Wilhelm, artık yetişkin olan bu kişilerin çocukluklarında yaşadıkları travmayı hâlâ atlamadıklarına dikkat çekiyor. “Eşleriyle şöyle bir sorun var: Küçüklüklerinde bu travmayı geçirdikleri için ayrılık korkusu her zaman ilişkilerine yansıyor. Çocuklarla ilişkilerinde de; kendilerinin yaşadıklarını çocuklar yaşamasın diye aşırı bir ilgi ya da tekrar bu ayrılık korkusu yüzünden çocuğun hiç bir zaman yetişkin yaşa da gelse evde ayrılmasına izin vermeme, kopamamak gibi çocuktan...”

“Annemi affediyorum”

Türkiye'den Almanya’ya gelen ikinci kuşağın sıkıntılarının pek konuşulmadığına dikkat çeken Wilhelm, bu konunun adeta bir tabu olduğunu söylüyor. Nedenini de şöyle açıklıyor: “Annemi sevmiyorum veya annemle sorunum var, babamla sorunum var, ki bu insanların özellikle anneyle sorunu var, bunu söylemek tabii çok çok zor bir şey. Herhalde büyük oranda tabulaştırma nedeni bu.

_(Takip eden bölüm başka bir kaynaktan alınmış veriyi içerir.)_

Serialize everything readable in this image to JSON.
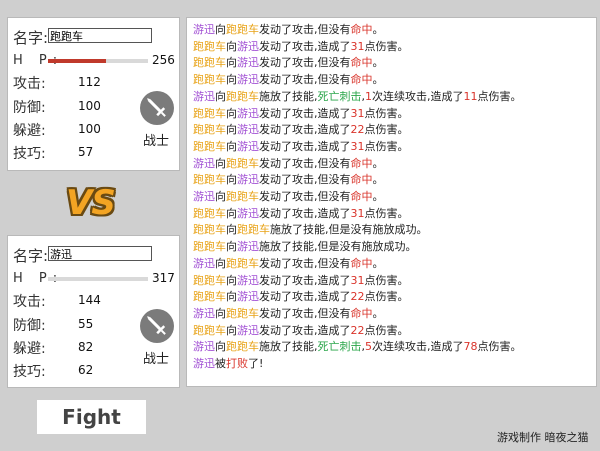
{
  "fighter1": {
    "name_label": "名字:",
    "name_value": "跑跑车",
    "hp_label": "H P:",
    "hp_value": "256",
    "hp_fraction": 0.58,
    "attack_label": "攻击:",
    "attack_value": "112",
    "defense_label": "防御:",
    "defense_value": "100",
    "dodge_label": "躲避:",
    "dodge_value": "100",
    "skill_label": "技巧:",
    "skill_value": "57",
    "class_label": "战士"
  },
  "fighter2": {
    "name_label": "名字:",
    "name_value": "游迅",
    "hp_label": "H P:",
    "hp_value": "317",
    "hp_fraction": 0.0,
    "attack_label": "攻击:",
    "attack_value": "144",
    "defense_label": "防御:",
    "defense_value": "55",
    "dodge_label": "躲避:",
    "dodge_value": "82",
    "skill_label": "技巧:",
    "skill_value": "62",
    "class_label": "战士"
  },
  "vs_text": "VS",
  "fight_button": "Fight",
  "credit": "游戏制作 暗夜之猫",
  "colors": {
    "name_a": "#a04dd3",
    "name_b": "#e8a317",
    "red": "#d9342b",
    "green": "#2aa64a"
  },
  "log": [
    [
      [
        "游迅",
        "a"
      ],
      [
        "向",
        ""
      ],
      [
        "跑跑车",
        "b"
      ],
      [
        "发动了攻击,但没有",
        ""
      ],
      [
        "命中",
        "r"
      ],
      [
        "。",
        ""
      ]
    ],
    [
      [
        "跑跑车",
        "b"
      ],
      [
        "向",
        ""
      ],
      [
        "游迅",
        "a"
      ],
      [
        "发动了攻击,造成了",
        ""
      ],
      [
        "31",
        "r"
      ],
      [
        "点伤害。",
        ""
      ]
    ],
    [
      [
        "跑跑车",
        "b"
      ],
      [
        "向",
        ""
      ],
      [
        "游迅",
        "a"
      ],
      [
        "发动了攻击,但没有",
        ""
      ],
      [
        "命中",
        "r"
      ],
      [
        "。",
        ""
      ]
    ],
    [
      [
        "跑跑车",
        "b"
      ],
      [
        "向",
        ""
      ],
      [
        "游迅",
        "a"
      ],
      [
        "发动了攻击,但没有",
        ""
      ],
      [
        "命中",
        "r"
      ],
      [
        "。",
        ""
      ]
    ],
    [
      [
        "游迅",
        "a"
      ],
      [
        "向",
        ""
      ],
      [
        "跑跑车",
        "b"
      ],
      [
        "施放了技能,",
        ""
      ],
      [
        "死亡刺击",
        "g"
      ],
      [
        ",",
        ""
      ],
      [
        "1",
        "r"
      ],
      [
        "次连续攻击,造成了",
        ""
      ],
      [
        "11",
        "r"
      ],
      [
        "点伤害。",
        ""
      ]
    ],
    [
      [
        "跑跑车",
        "b"
      ],
      [
        "向",
        ""
      ],
      [
        "游迅",
        "a"
      ],
      [
        "发动了攻击,造成了",
        ""
      ],
      [
        "31",
        "r"
      ],
      [
        "点伤害。",
        ""
      ]
    ],
    [
      [
        "跑跑车",
        "b"
      ],
      [
        "向",
        ""
      ],
      [
        "游迅",
        "a"
      ],
      [
        "发动了攻击,造成了",
        ""
      ],
      [
        "22",
        "r"
      ],
      [
        "点伤害。",
        ""
      ]
    ],
    [
      [
        "跑跑车",
        "b"
      ],
      [
        "向",
        ""
      ],
      [
        "游迅",
        "a"
      ],
      [
        "发动了攻击,造成了",
        ""
      ],
      [
        "31",
        "r"
      ],
      [
        "点伤害。",
        ""
      ]
    ],
    [
      [
        "游迅",
        "a"
      ],
      [
        "向",
        ""
      ],
      [
        "跑跑车",
        "b"
      ],
      [
        "发动了攻击,但没有",
        ""
      ],
      [
        "命中",
        "r"
      ],
      [
        "。",
        ""
      ]
    ],
    [
      [
        "跑跑车",
        "b"
      ],
      [
        "向",
        ""
      ],
      [
        "游迅",
        "a"
      ],
      [
        "发动了攻击,但没有",
        ""
      ],
      [
        "命中",
        "r"
      ],
      [
        "。",
        ""
      ]
    ],
    [
      [
        "游迅",
        "a"
      ],
      [
        "向",
        ""
      ],
      [
        "跑跑车",
        "b"
      ],
      [
        "发动了攻击,但没有",
        ""
      ],
      [
        "命中",
        "r"
      ],
      [
        "。",
        ""
      ]
    ],
    [
      [
        "跑跑车",
        "b"
      ],
      [
        "向",
        ""
      ],
      [
        "游迅",
        "a"
      ],
      [
        "发动了攻击,造成了",
        ""
      ],
      [
        "31",
        "r"
      ],
      [
        "点伤害。",
        ""
      ]
    ],
    [
      [
        "跑跑车",
        "b"
      ],
      [
        "向",
        ""
      ],
      [
        "跑跑车",
        "b"
      ],
      [
        "施放了技能,但是没有施放成功。",
        ""
      ]
    ],
    [
      [
        "跑跑车",
        "b"
      ],
      [
        "向",
        ""
      ],
      [
        "游迅",
        "a"
      ],
      [
        "施放了技能,但是没有施放成功。",
        ""
      ]
    ],
    [
      [
        "游迅",
        "a"
      ],
      [
        "向",
        ""
      ],
      [
        "跑跑车",
        "b"
      ],
      [
        "发动了攻击,但没有",
        ""
      ],
      [
        "命中",
        "r"
      ],
      [
        "。",
        ""
      ]
    ],
    [
      [
        "跑跑车",
        "b"
      ],
      [
        "向",
        ""
      ],
      [
        "游迅",
        "a"
      ],
      [
        "发动了攻击,造成了",
        ""
      ],
      [
        "31",
        "r"
      ],
      [
        "点伤害。",
        ""
      ]
    ],
    [
      [
        "跑跑车",
        "b"
      ],
      [
        "向",
        ""
      ],
      [
        "游迅",
        "a"
      ],
      [
        "发动了攻击,造成了",
        ""
      ],
      [
        "22",
        "r"
      ],
      [
        "点伤害。",
        ""
      ]
    ],
    [
      [
        "游迅",
        "a"
      ],
      [
        "向",
        ""
      ],
      [
        "跑跑车",
        "b"
      ],
      [
        "发动了攻击,但没有",
        ""
      ],
      [
        "命中",
        "r"
      ],
      [
        "。",
        ""
      ]
    ],
    [
      [
        "跑跑车",
        "b"
      ],
      [
        "向",
        ""
      ],
      [
        "游迅",
        "a"
      ],
      [
        "发动了攻击,造成了",
        ""
      ],
      [
        "22",
        "r"
      ],
      [
        "点伤害。",
        ""
      ]
    ],
    [
      [
        "游迅",
        "a"
      ],
      [
        "向",
        ""
      ],
      [
        "跑跑车",
        "b"
      ],
      [
        "施放了技能,",
        ""
      ],
      [
        "死亡刺击",
        "g"
      ],
      [
        ",",
        ""
      ],
      [
        "5",
        "r"
      ],
      [
        "次连续攻击,造成了",
        ""
      ],
      [
        "78",
        "r"
      ],
      [
        "点伤害。",
        ""
      ]
    ],
    [
      [
        "游迅",
        "a"
      ],
      [
        "被",
        ""
      ],
      [
        "打败",
        "r"
      ],
      [
        "了!",
        ""
      ]
    ]
  ]
}
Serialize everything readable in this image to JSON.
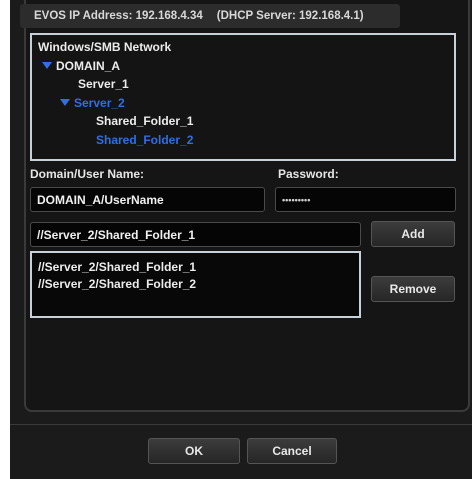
{
  "header": {
    "ip_text": "EVOS IP Address: 192.168.4.34",
    "dhcp_text": "(DHCP Server: 192.168.4.1)"
  },
  "tree": {
    "root": "Windows/SMB Network",
    "domain": "DOMAIN_A",
    "servers": [
      "Server_1",
      "Server_2"
    ],
    "folders": [
      "Shared_Folder_1",
      "Shared_Folder_2"
    ],
    "selected_color": "#2f6ee6"
  },
  "form": {
    "user_label": "Domain/User Name:",
    "password_label": "Password:",
    "user_value": "DOMAIN_A/UserName",
    "password_value": "•••••••••",
    "path_value": "//Server_2/Shared_Folder_1",
    "add_label": "Add",
    "remove_label": "Remove"
  },
  "shares": {
    "items": [
      "//Server_2/Shared_Folder_1",
      "//Server_2/Shared_Folder_2"
    ]
  },
  "footer": {
    "ok_label": "OK",
    "cancel_label": "Cancel"
  },
  "icons": {
    "expand": "triangle-down-icon"
  }
}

Bir de annelerle, babalarla konuştuklarında, bu konuyu açtıklarında, bizi o zaman niye yalnız bıraktınız diye sorduklarında, her zaman nankörlük suçlaması geliyor, biz sizin için Almanya’ya geldik, biz sizin için çalıştık.”

Yusuf İslamoğlu da, Pervin Tosun da yıllar boyunca annelerine “Neden bizi bırakıp gittin?” diye sormuş, sitem etmişler. Ama Pervin Tosun artık annesini affettiğini dile getiriyor: “Annemin ne kadar hassas olduğunu biliyorum bu konularda. Annem de bir takım duygularını bastırdığını sonradan dile getirdi. O anlamda annemi anlamaya çalışıyorum. Daha doğrusu anlamış değilim ama anlamaya çalışıyorum. O zamanki şartlar öyleydi. O anlamda kabullenip, affediyorsunuz.”